People think infrastructure isn’t being built quickly enough or adapted to climate change but don’t want to compromise local engagement or intergenerational equity
There is a widely held view that building necessary infrastructure is not being done quickly enough. On average, 60% agree and this sentiment is strongest where dissatisfaction with infrastructure is highest. For example, 79% agree in South Africa, 77% in both Romania and Peru, and 75% in Argentina compared to just 36% in South Korea and 31% in Singapore.
Alongside a sense of urgency, most people do not want to compromise opportunities for local communities to shape plans. On average, 65% agree that local communities’ views on plans for infrastructure should be heard properly, even if it means delays. This sentiment is strongest in the same countries favouring greater speed – for example, 76% agree in Peru, 74% in South Africa, Colombia, Argentina and Brazil.

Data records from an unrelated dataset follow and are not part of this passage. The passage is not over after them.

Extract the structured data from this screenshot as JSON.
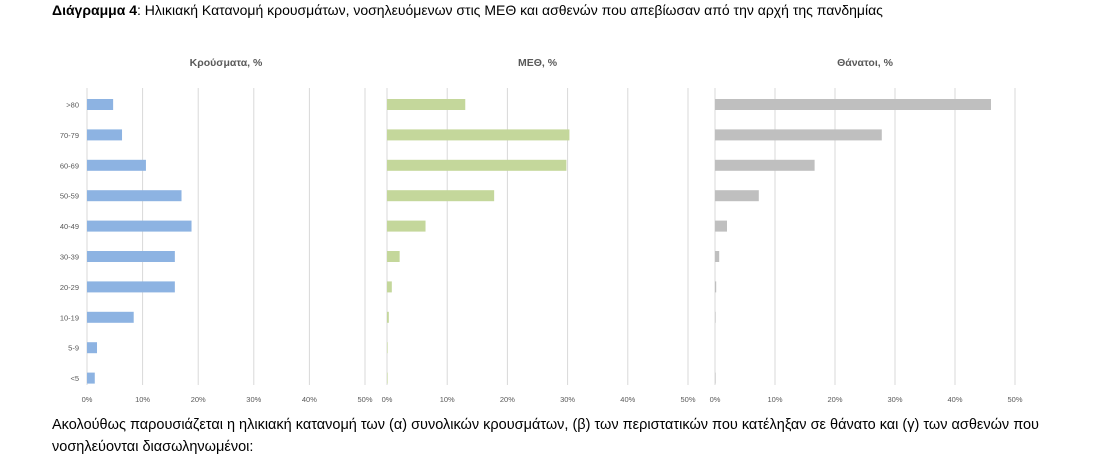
{
  "caption": {
    "label": "Διάγραμμα 4",
    "text": ": Ηλικιακή Κατανομή κρουσμάτων, νοσηλευόμενων στις ΜΕΘ και ασθενών που απεβίωσαν από την αρχή της πανδημίας"
  },
  "chart_data": [
    {
      "type": "bar",
      "orientation": "horizontal",
      "title": "Κρούσματα, %",
      "categories": [
        ">80",
        "70-79",
        "60-69",
        "50-59",
        "40-49",
        "30-39",
        "20-29",
        "10-19",
        "5-9",
        "<5"
      ],
      "values": [
        4.7,
        6.3,
        10.6,
        17.0,
        18.8,
        15.8,
        15.8,
        8.4,
        1.8,
        1.4
      ],
      "xlim": [
        0,
        50
      ],
      "xticks": [
        "0%",
        "10%",
        "20%",
        "30%",
        "40%",
        "50%"
      ],
      "color": "#8db3e2",
      "grid": true
    },
    {
      "type": "bar",
      "orientation": "horizontal",
      "title": "ΜΕΘ, %",
      "categories": [
        ">80",
        "70-79",
        "60-69",
        "50-59",
        "40-49",
        "30-39",
        "20-29",
        "10-19",
        "5-9",
        "<5"
      ],
      "values": [
        13.0,
        30.3,
        29.8,
        17.8,
        6.4,
        2.1,
        0.8,
        0.3,
        0.1,
        0.1
      ],
      "xlim": [
        0,
        50
      ],
      "xticks": [
        "0%",
        "10%",
        "20%",
        "30%",
        "40%",
        "50%"
      ],
      "color": "#c4d79b",
      "grid": true
    },
    {
      "type": "bar",
      "orientation": "horizontal",
      "title": "Θάνατοι, %",
      "categories": [
        ">80",
        "70-79",
        "60-69",
        "50-59",
        "40-49",
        "30-39",
        "20-29",
        "10-19",
        "5-9",
        "<5"
      ],
      "values": [
        46.0,
        27.8,
        16.6,
        7.3,
        2.0,
        0.7,
        0.2,
        0.1,
        0.0,
        0.1
      ],
      "xlim": [
        0,
        50
      ],
      "xticks": [
        "0%",
        "10%",
        "20%",
        "30%",
        "40%",
        "50%"
      ],
      "color": "#bfbfbf",
      "grid": true
    }
  ],
  "paragraph": "Ακολούθως παρουσιάζεται η ηλικιακή κατανομή των (α) συνολικών κρουσμάτων, (β) των περιστατικών που κατέληξαν σε θάνατο και (γ) των ασθενών που νοσηλεύονται διασωληνωμένοι:"
}
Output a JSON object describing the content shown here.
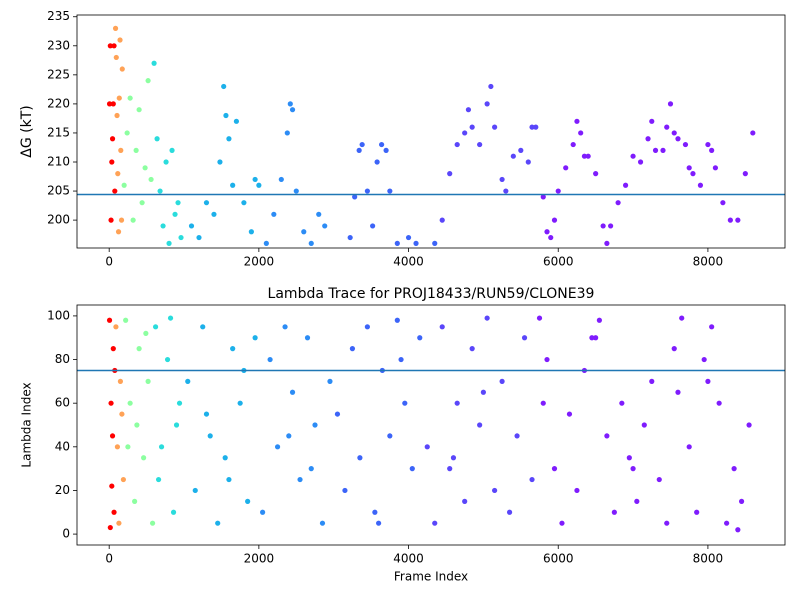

On average, 61% don’t think infrastructure in their country has been adapted enough to cope with future changes in the climate.
Most people doubt infrastructure has been adapted for future changes in the climate
“I don’t think infrastructure in [COUNTRY]… has been adapted enough to cope with future changes in the climate” (% strongly/tend to agree)
A global average of 64% agree that when making decisions about investing in infrastructure in their country, the cost of paying for it should be spread evenly between current and future taxpayers and customers or generations.
They are similarly split when asked to choose between minimising the cost to consumers and taxpayers in the short-term, chosen on average by 34%, and prioritising infrastructure in the long-term, preferred by 37%. Younger generations are relatively more likely to prioritise short-term costs than older ones.